Wilson Library (North Carolina) staff are using AI tools to help transcribe historical documents that contain information about people enslaved in North Carolina. The result is better access for researchers and genealogists.
In the vast collections of the Wilson Special Collections Library are documents that tell stories of North Carolina. Among them are handwritten letters, ledgers and more that contain information about people enslaved in the state during the 18th and 19th centuries.
These records offer rare insight into the past for researchers and genealogists—if they can find and read them. Almost all these items are handwritten and can’t be easily searched or sometimes even deciphered. Transcribing the documents makes the content legible and accessible to a wider audience. Machine-readable transcriptions also power search engines and enable visually impaired people to use screen-readers.
When done by humans, transcription can be incredibly time-intensive. But help may exist in the space where the archivist meets artificial intelligence.
In a 2024 pilot project, staff from Wilson Library turned to a transcription platform called From the Page (fromthepage.com) to test the effectiveness of AI in transcribing handwritten manuscript documents. Jackie Dean, head of archival processing at the Wilson Special Collections Library, says the team focused its pilot project on 1,500 pages from four high-use collections that researchers—including families working on their genealogies—have been interested in.
“We see so many people looking for information about their relatives in the plantation records held in Wilson Library,” says Dean. “So, for this project, we focused on sources about enslaved people with the thought that it would help genealogists and people researching their family history.”

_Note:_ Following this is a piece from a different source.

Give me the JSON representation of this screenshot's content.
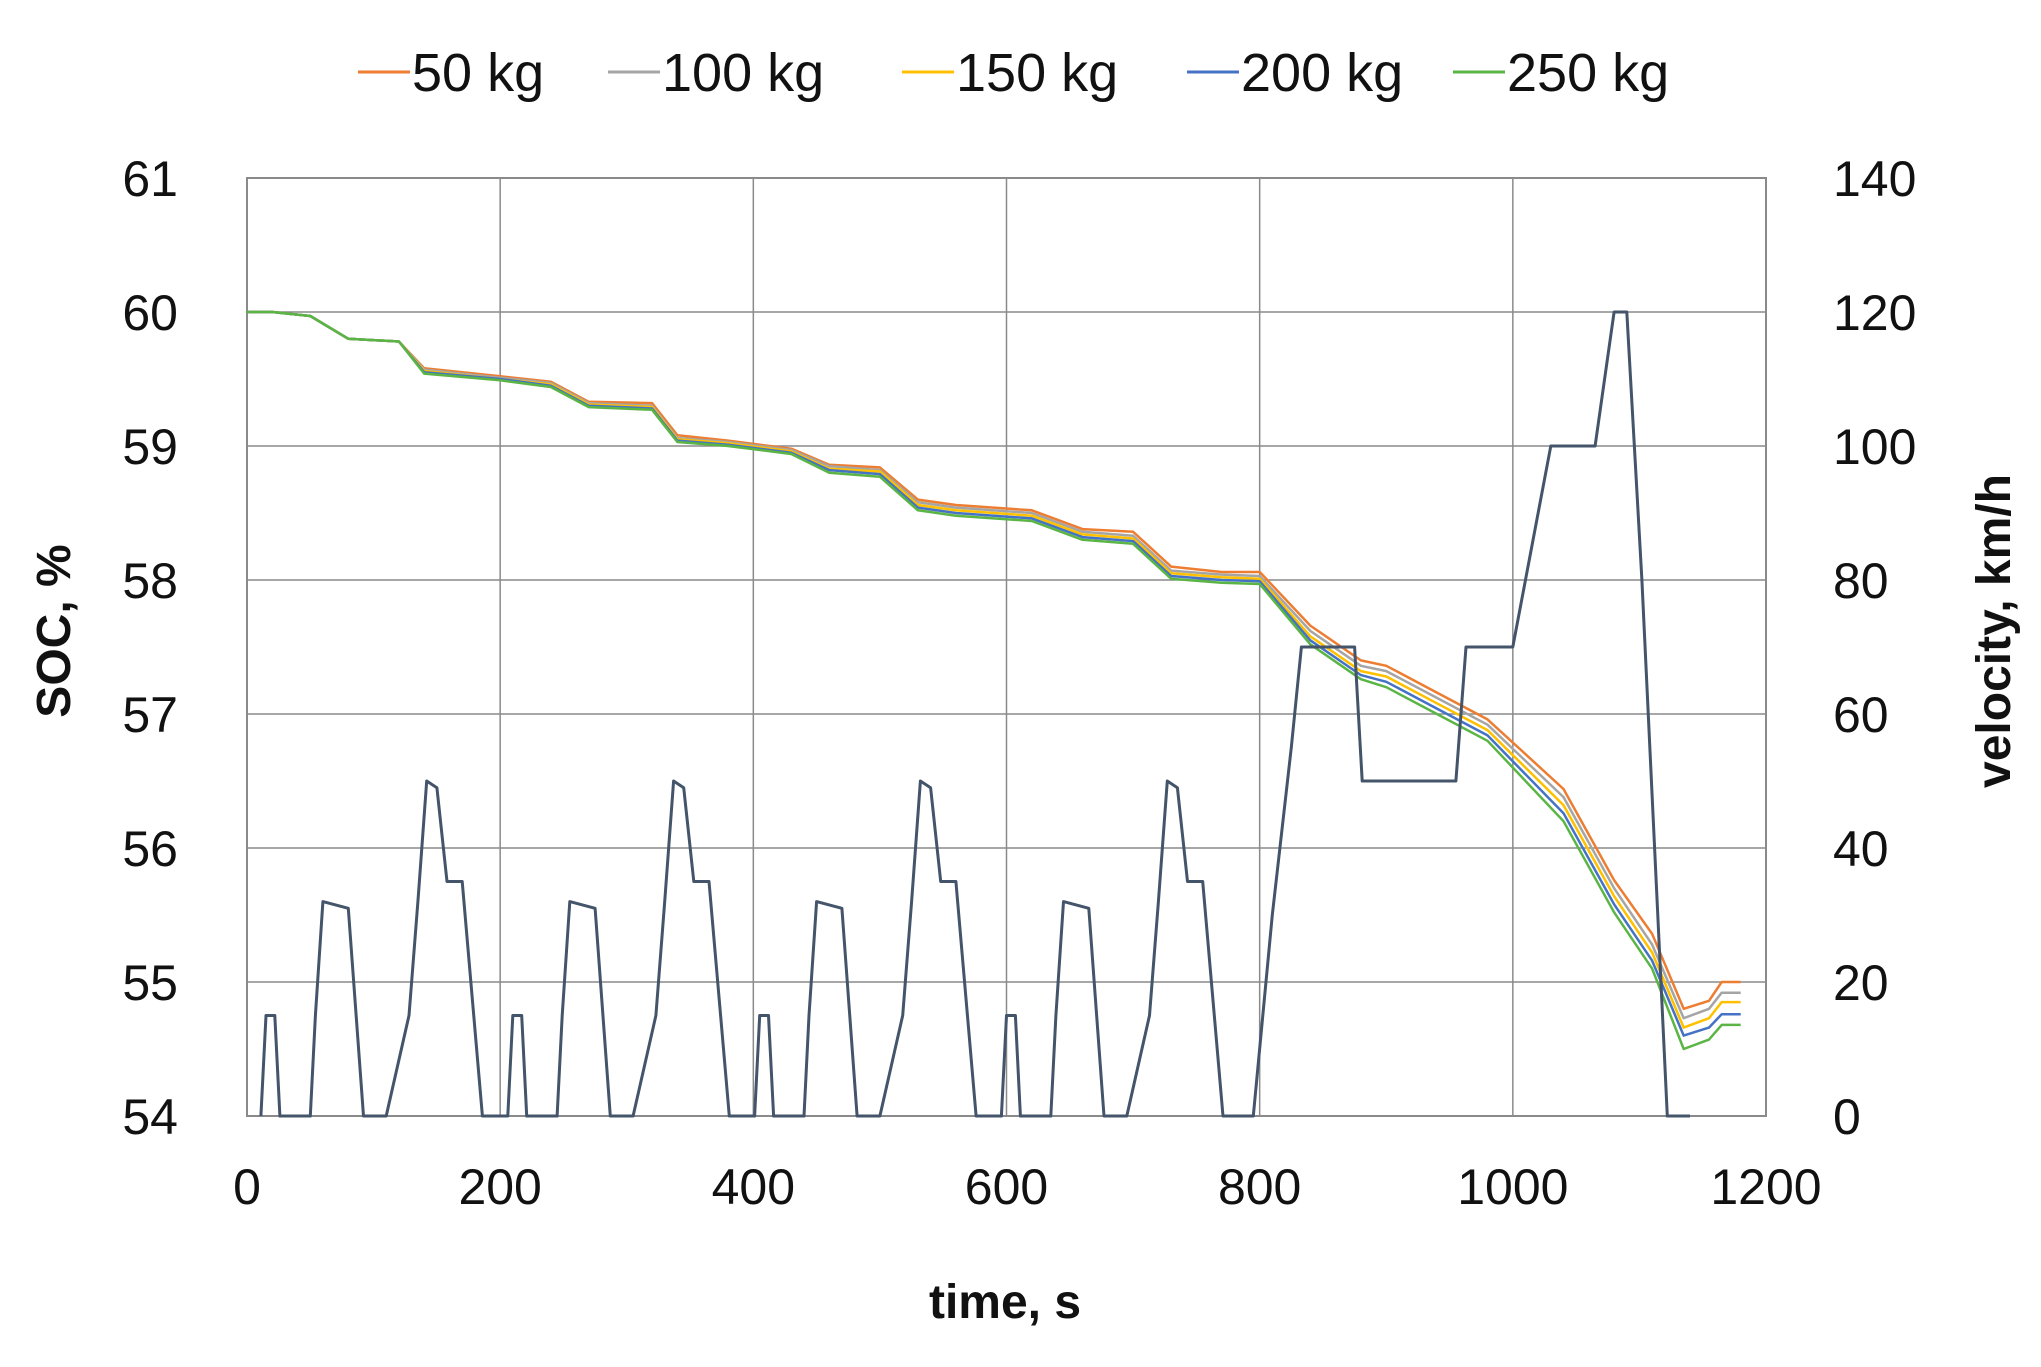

From the Page began as a way for libraries and archives to crowdsource the painstaking work of transcription by uploading scanned documents for volunteers to work on. As a subscriber, the University Libraries had a chance to test out the platform’s experimental AI features.
From the Page uses an AI model to transcribe handwriting, overlaying original documents with transcribed words. It then runs the output through ChatGPT to see if the transcription makes sense and flows like language. Finally, a human checks the output for mistakes and accuracy. Transcriptions are preserved online, alongside the digitized images and metadata.
Because GenAI is based on existing models of language, the results can reflect human biases that have existed throughout society.
“From the Page is very aware of the biases and issues with AI transcription. If they found something where they didn’t want ChatGPT to guess at words, they’d put an emoji placeholder for a human reader to check.”
While the program has successfully decoded many documents, it struggles with certain cases. Pencil is hard for the software to read, as are faded and damaged texts. Slavery-era records contain a lot of tabular data, hand-drawn grids that are harder for AI to recognize and interpret. Dean says that working on this project has provided an understanding of how her team can use AI to save time on some tasks and allow them to focus on ones that need more attention and expertise from the archivists.
“We want to have our collections extremely accessible, and in doing that, there are some needles and some haystacks. If we could have the AI help us find the needles, train it to look for things like bills of sale that are intermingled with correspondence, or to find the names of enslaved people in the correspondence of the white plantation owners, it might help surface some of these stories.”